Vari studi hanno analizzato l’impatto del ciclismo sulla salute sessuale a causa delle prolungate pressioni ed eventuali microtraumi a livello del perineo; ciò ha ricevuto una notevole attenzione da parte della comunità scientifica e numerosi studi hanno riportato come il ciclismo possa influire negativamente sulla funzione erettile.

Quelli più convincenti sono stati condotti sui individui impegnati in gare ciclistiche di lunga durata, mentre  non vi sono conoscenze approfondite sul ciclismo amatoriale per quanto riguarda la disfunzione erettile.

Osteopata ciclista problemi-urinare

 

Inoltre, solo pochi studi hanno riscontrato un’associazione tra il ciclismo ed eventuali sintomi urinari bassi, prostatite cronica e/o sindrome del dolore pelvico cronico.

La revisione della letteratura presa in considerazione in questo articolo ha riportato come i ciclisti che pedalano per più del 20% in piedi abbiano probabilità significativamente più basse di intorpidimento genitale rispetto ai ciclisti che non stanno mai in piedi durante la pedalata, così come i ciclisti che non indossano pantaloncini imbottiti, anche se quest’ultimo dato andrebbe analizzato più nel dettaglio.

Anche la regolazione del manubrio più in alto o alla stessa altezza della sella porta ad avere minori probabilità di intorpidimento genitale rispetto all’avere il manubrio più basso rispetto alla sella stessa.

Alla base di tale intorpidimento, l’ipotesi più plausibile risulta essere una compressione delle strutture neurovascolari tra la sella e la sinfisi pubica con diminuzione del flusso sanguigno e riduzione dell’ossigenazione al pene con conseguente disfunzione erettile.

Non risultano invece connessioni plausibili tra il tipo di bici ed il tipo di terreno.

In ultimo, quindi, contrariamente ad alcuni studi precedenti, non è stato riscontrato un nesso così evidente tra la disfunzione erettile ed il ciclismo, così come l’assenza di sintomi urinari.

L’osteopatia può essere d’aiuto in questi casi?
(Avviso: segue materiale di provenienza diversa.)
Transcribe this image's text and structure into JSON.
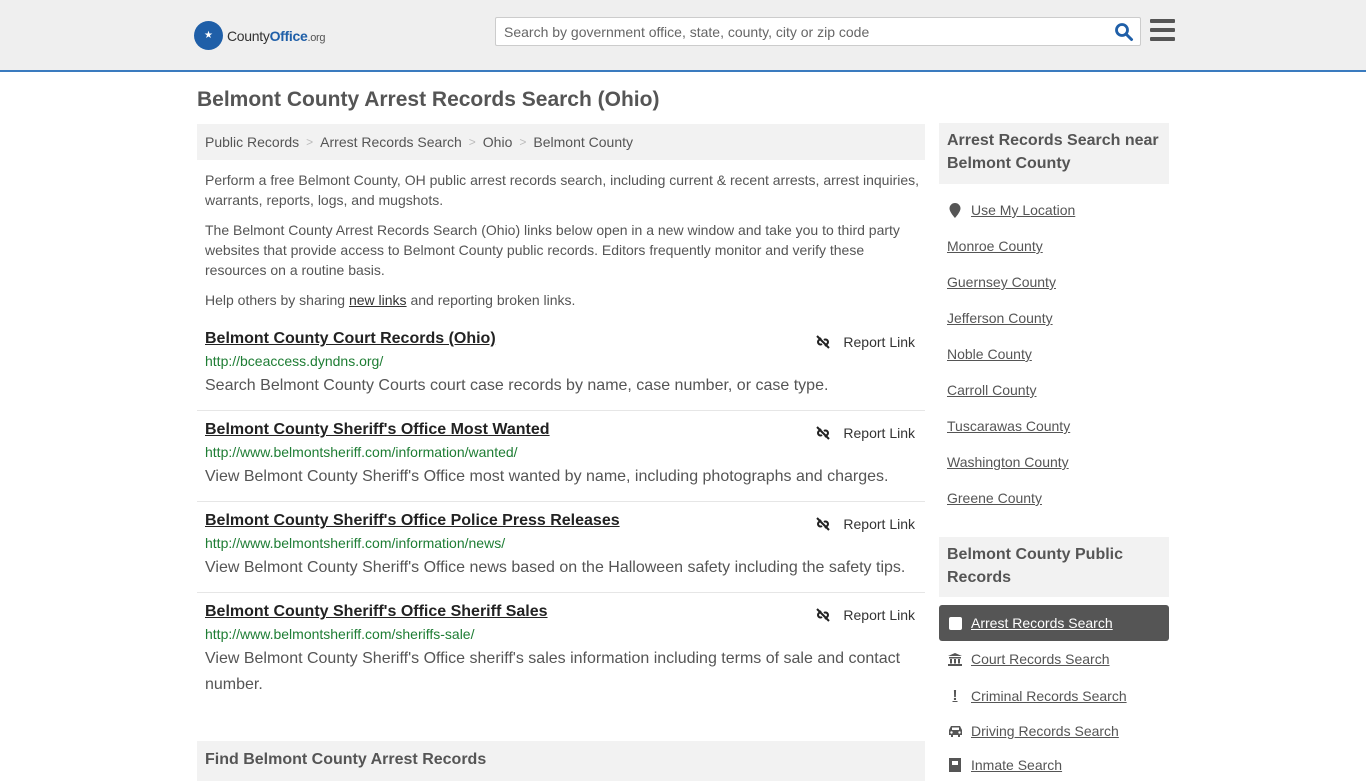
{
  "header": {
    "logo": {
      "part1": "County",
      "part2": "Office",
      "part3": ".org"
    },
    "search_placeholder": "Search by government office, state, county, city or zip code"
  },
  "page_title": "Belmont County Arrest Records Search (Ohio)",
  "breadcrumb": [
    "Public Records",
    "Arrest Records Search",
    "Ohio",
    "Belmont County"
  ],
  "intro": {
    "p1": "Perform a free Belmont County, OH public arrest records search, including current & recent arrests, arrest inquiries, warrants, reports, logs, and mugshots.",
    "p2": "The Belmont County Arrest Records Search (Ohio) links below open in a new window and take you to third party websites that provide access to Belmont County public records. Editors frequently monitor and verify these resources on a routine basis.",
    "p3_before": "Help others by sharing ",
    "p3_link": "new links",
    "p3_after": " and reporting broken links."
  },
  "report_label": "Report Link",
  "results": [
    {
      "title": "Belmont County Court Records (Ohio)",
      "url": "http://bceaccess.dyndns.org/",
      "desc": "Search Belmont County Courts court case records by name, case number, or case type."
    },
    {
      "title": "Belmont County Sheriff's Office Most Wanted",
      "url": "http://www.belmontsheriff.com/information/wanted/",
      "desc": "View Belmont County Sheriff's Office most wanted by name, including photographs and charges."
    },
    {
      "title": "Belmont County Sheriff's Office Police Press Releases",
      "url": "http://www.belmontsheriff.com/information/news/",
      "desc": "View Belmont County Sheriff's Office news based on the Halloween safety including the safety tips."
    },
    {
      "title": "Belmont County Sheriff's Office Sheriff Sales",
      "url": "http://www.belmontsheriff.com/sheriffs-sale/",
      "desc": "View Belmont County Sheriff's Office sheriff's sales information including terms of sale and contact number."
    }
  ],
  "find_heading": "Find Belmont County Arrest Records",
  "sidebar": {
    "nearby_heading": "Arrest Records Search near Belmont County",
    "use_location": "Use My Location",
    "nearby": [
      "Monroe County",
      "Guernsey County",
      "Jefferson County",
      "Noble County",
      "Carroll County",
      "Tuscarawas County",
      "Washington County",
      "Greene County"
    ],
    "public_heading": "Belmont County Public Records",
    "public_items": [
      {
        "label": "Arrest Records Search",
        "icon": "square-icon",
        "active": true
      },
      {
        "label": "Court Records Search",
        "icon": "courthouse-icon"
      },
      {
        "label": "Criminal Records Search",
        "icon": "exclamation-icon"
      },
      {
        "label": "Driving Records Search",
        "icon": "car-icon"
      },
      {
        "label": "Inmate Search",
        "icon": "inmate-icon"
      }
    ]
  }
}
Premettendo che la risposta al trattamento osteopatico dipende da moltissimi fattori ed è altamente soggettiva, l’osteopata può trattare sicuramente tutta la zona dei visceri del piccolo bacino quali vescica, prostata, retto migliorandone il drenaggio e riducendo eventuali conseguenze infiammatorie che possono sfociare nel cronico.

Tali visceri si “appoggiano” sul pavimento pelvico, o diaframma pelvico, che risulta quindi una zona chiave da manipolare in un ciclista in relazione al diaframma toracico.

Da non tralasciare inoltre il trattamento delle anche (se sei interessato ti consiglio Esercizi dell’osteopata per l’anca) e delle articolazioni del bacino quali sacro iliache e pube. In ultimo, ma non meno importante, va presa in considerazione la colonna in toto per andare a ricercare le zone di maggior sovraccarico funzionale durante la pedalata, che normalmente risultano essere i passaggi di curva quali il passaggio lombo-sacrale, dorso-lombare, cervico-dorsale e occipite-atlante.

 

REFERENZE

Awad, M., Gaither, T., Murphy, G., Chumnarnsongkhroh, T., Metzler, I., Sanford, T., Sutcliffe, S., Eisenberg, M., Carroll, P., Osterberg, E. and Breyer, B., 2018. Cycling, and Male Sexual and Urinary Function: Results from a Large, Multinational, Cross-Sectional Study. Journal of Urology, 199(3), pp.798-804.